有监督双语词典构建方法在进行训练的过程中需要大规模高质量的平行语料作为监督方式进行训练,然而对于低资源语言来说大规模高质量的词典是难以获取的。半监督方法双语词典构建方法利用种子词典降低了监督程度,虽然降低了对大规模词典的需求,但是由于种子词典的建立需要同源词或者共享单词对语言种类却进行了限制。无监督双语词典构建方法不需要任何程度的监督方式,只需要利用单语语料或者单语词向量就能够进行双语词典的抽取。Supervised bilingual dictionary construction methods require large-scale high-quality parallel corpus as a supervised training method during the training process. However, it is difficult to obtain large-scale high-quality dictionaries for low-resource languages. The semi-supervised method of bilingual dictionary construction uses seed dictionaries to reduce the degree of supervision. Although the demand for large-scale dictionaries is reduced, the language types are limited because the establishment of seed dictionaries requires cognate words or shared words. The unsupervised bilingual dictionary construction method does not require any degree of supervision, and only needs to use monolingual corpus or monolingual word vectors to extract bilingual dictionaries.

平行语料库的难以获取一方面是由于构建平行语料库需要耗费大量的人力物力,另一方面是许多质量较好的平行语料库并不免费开放使用。此外,对于低资源语言来说,少有高质量的平行语料库或者没有对应的平行语料库,但是相关的低资源语言的单语语料却能够在互联网上大量获得。基于以上原因,只需要利用单语语料的无监督双语词典构建方法逐渐成为研究热点。The difficulty of obtaining parallel corpora is due to the fact that building a parallel corpus requires a lot of manpower and material resources, and on the other hand, many parallel corpora with good quality are not free and open for use. In addition, for low-resource languages, there are few or no high-quality parallel corpora, but related monolingual corpora of low-resource languages can be obtained in large quantities on the Internet. Based on the above reasons, the unsupervised bilingual dictionary construction method that only needs to use monolingual corpus has gradually become a research hotspot.

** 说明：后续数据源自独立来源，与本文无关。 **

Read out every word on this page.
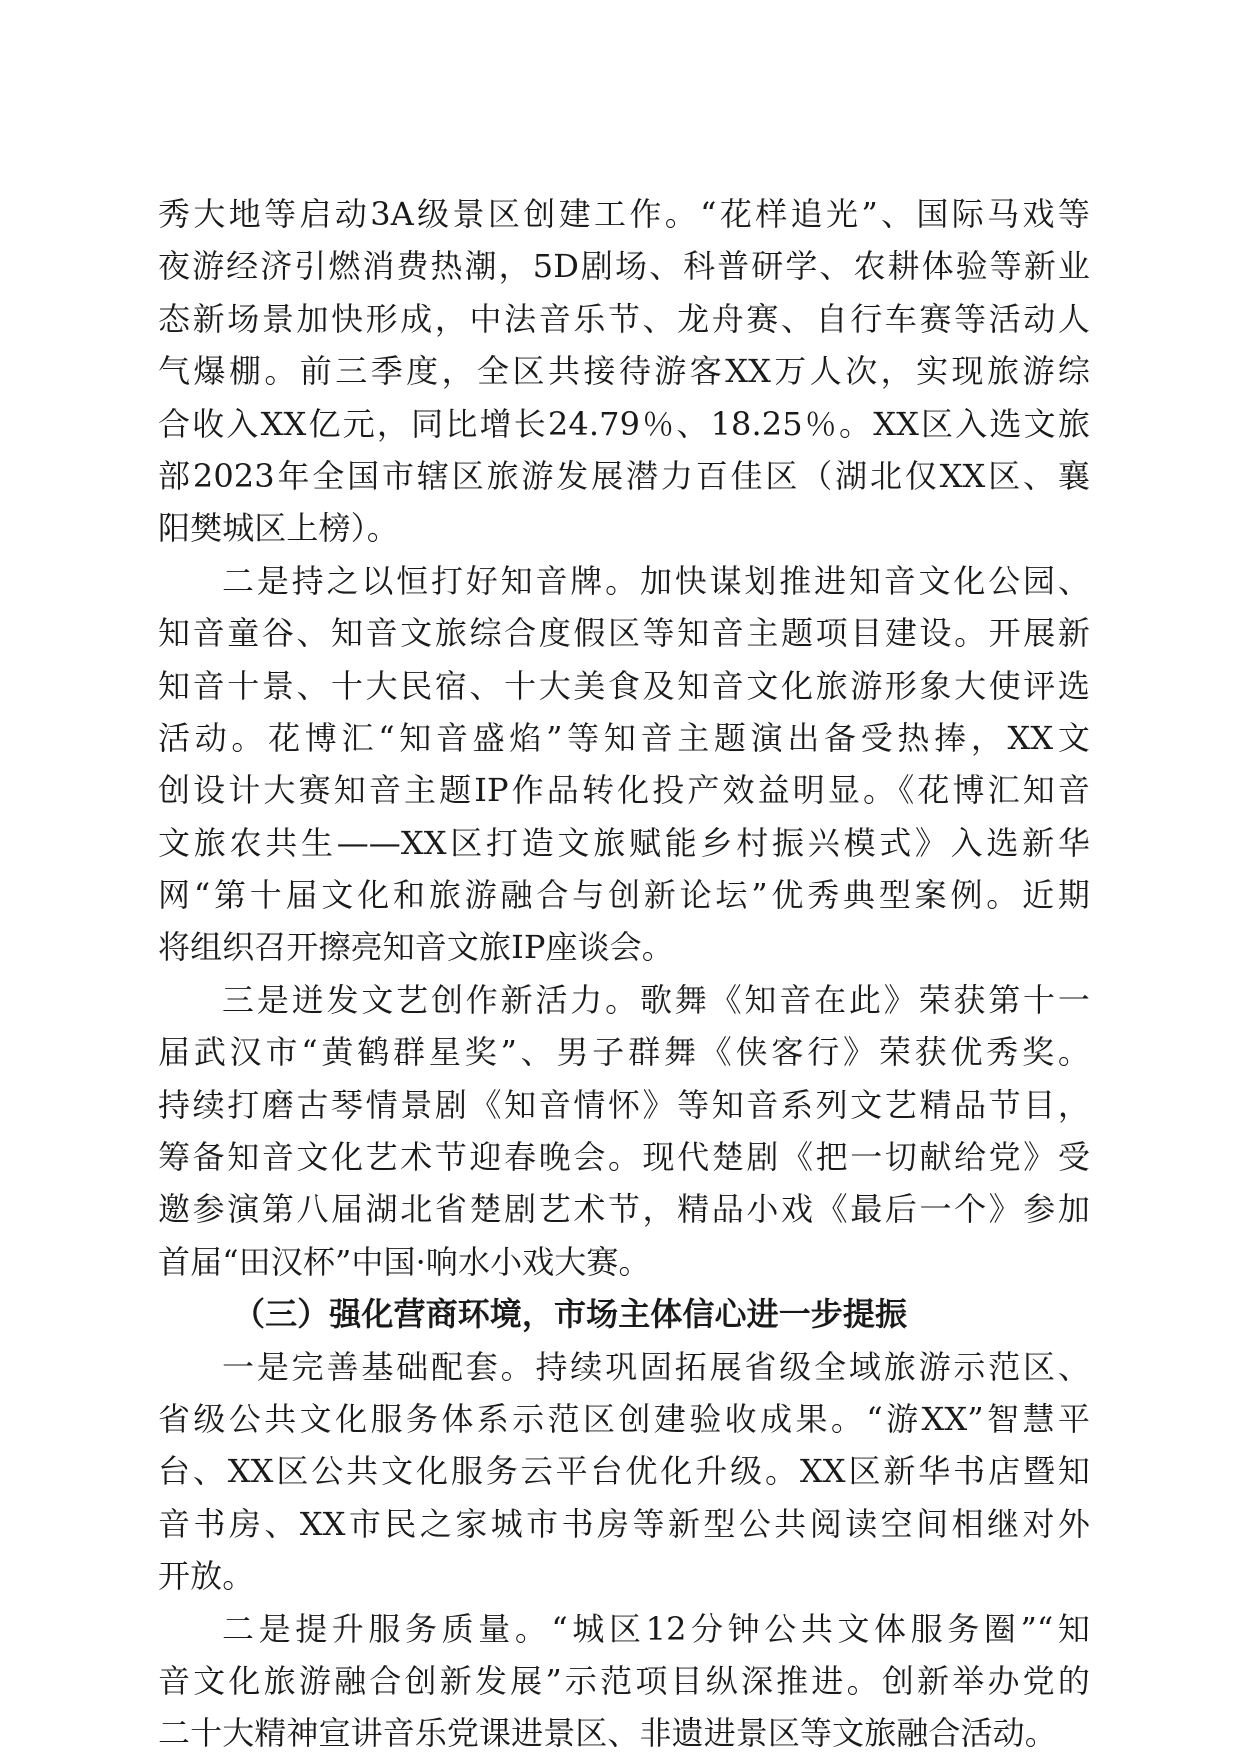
秀大地等启动3A级景区创建工作。“花样追光”、国际马戏等
夜游经济引燃消费热潮，5D剧场、科普研学、农耕体验等新业
态新场景加快形成，中法音乐节、龙舟赛、自行车赛等活动人
气爆棚。前三季度，全区共接待游客XX万人次，实现旅游综
合收入XX亿元，同比增长24.79％、18.25％。XX区入选文旅
部2023年全国市辖区旅游发展潜力百佳区（湖北仅XX区、襄
阳樊城区上榜）。
二是持之以恒打好知音牌。加快谋划推进知音文化公园、
知音童谷、知音文旅综合度假区等知音主题项目建设。开展新
知音十景、十大民宿、十大美食及知音文化旅游形象大使评选
活动。花博汇“知音盛焰”等知音主题演出备受热捧，XX文
创设计大赛知音主题IP作品转化投产效益明显。《花博汇知音
文旅农共生——XX区打造文旅赋能乡村振兴模式》入选新华
网“第十届文化和旅游融合与创新论坛”优秀典型案例。近期
将组织召开擦亮知音文旅IP座谈会。
三是迸发文艺创作新活力。歌舞《知音在此》荣获第十一
届武汉市“黄鹤群星奖”、男子群舞《侠客行》荣获优秀奖。
持续打磨古琴情景剧《知音情怀》等知音系列文艺精品节目，
筹备知音文化艺术节迎春晚会。现代楚剧《把一切献给党》受
邀参演第八届湖北省楚剧艺术节，精品小戏《最后一个》参加
首届“田汉杯”中国·响水小戏大赛。
（三）强化营商环境，市场主体信心进一步提振
一是完善基础配套。持续巩固拓展省级全域旅游示范区、
省级公共文化服务体系示范区创建验收成果。“游XX”智慧平
台、XX区公共文化服务云平台优化升级。XX区新华书店暨知
音书房、XX市民之家城市书房等新型公共阅读空间相继对外
开放。
二是提升服务质量。“城区12分钟公共文体服务圈”“知
音文化旅游融合创新发展”示范项目纵深推进。创新举办党的
二十大精神宣讲音乐党课进景区、非遗进景区等文旅融合活动。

目前无监督双语词典的构建方法主要有两种:At present, there are two main methods for constructing unsupervised bilingual dictionaries:

(1)是利用对抗学习的方法进行无监督双语词典构建,利用判别器来区分映射的源向量和目标向量,训练生成器(映射矩阵)来欺骗判别器。(1) is to use the method of adversarial learning for unsupervised bilingual dictionary construction, use the discriminator to distinguish the mapped source vector and target vector, and train the generator (mapping matrix) to deceive the discriminator.

(2)是根据词向量结构相似性等方法进行初始词典的构建,之后迭代自学习方法学习映射。(2) The initial dictionary is constructed according to the similarity of the word vector structure, and then the iterative self-learning method learns the mapping.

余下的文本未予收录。